Donne in Parlamento: cosa chi/Scuola OCSE Coscia – di Paola Avetta
Il Rapporto OCSE sulla scuola italiana mostra un bilancio poverissimo. “Con questo Governo non c'è interlocuzione, nega i dati anche davanti all'evidenza” dice l’on. Coscia del PD
Venerdi, 16/09/2011 - Che la scuola italiana, appena riaperta dopo le vacanze estive, sia in sofferenza lo stanno a dimostrare le continue manifestazioni di insegnanti , precari , donne e anche bambini (che in questo anno hanno spesso accompagnato i loro genitori nelle proteste pacifiche) ma in questi giorni se ne è accorta anche l 'OCSE che, presentando un Rapporto sullo stato dell'istruzione in Europa, ha fornito il ritratto di una scuola italiana povera, con gli insegnanti peggio pagati d'Europa e con un bilancio finale di diplomati e laureati inferiore alla media europea.

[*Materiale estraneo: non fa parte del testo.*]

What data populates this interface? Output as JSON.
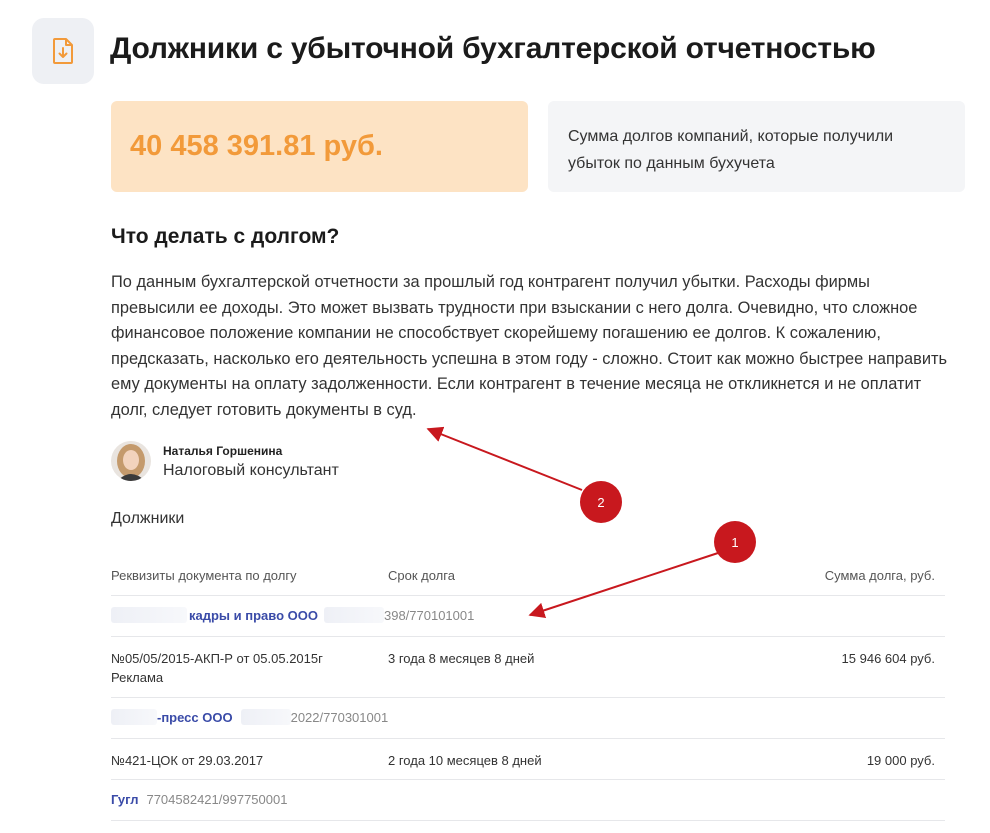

In Parlamento questo rapporto non è passato inosservato e i parlamentari che da anni contrastano la politica dei tagli alla scuola pubblica di Tremonti e Gelmini, hanno colto l'occasione per riaffermare la loro protesta. L'on. Maria Coscia, che ha presentato con il suo gruppo del PD una serie di interrogazioni e mozioni, respinte, per chiedere che il Governo torni indietro nella sua politica "disattenta" sull'importanza dell' istruzione e della formazione, mette ad esempio il dito su una piaga che è in realtà ancora più profonda di quanto documentato dall'OCSE. I dati OCSE sono riferiti infatti al 2008, non tengono quindi conto dei tagli per oltre 10 mila miliardi che il Governo ha effettuato nel frattempo, e non tengono conto del fatto che in questi anni sono state addirittura le famiglie a doversi far carico di spese (come quelle per la carta igienica, le seggiole rotte o le bande antiscivolo sui gradini ) che si sono imposte in alcune scuole , pena l'inciviltà nella vita quotidiana. Che fare? L'on Coscia è desolata: "sui problemi della scuola pubblica con questo Governo non c'è interlocuzione, il Governo nega questi dati anche davanti all'evidenza ed è convinto che non sia la scuola pubblica a premiarlo o castigarlo sul piano degli elettori".
Il Parlamento non ha quindi i numeri per imporre un'inversione di tendenza, non resta che parlarne e parlarne, sperando che cresca la consapevolezza sui costi (per la crescita del paese, il futuro dei giovani e il lavoro delle donne-mamme) che comporta questo disinteresse per la scuola pubblica.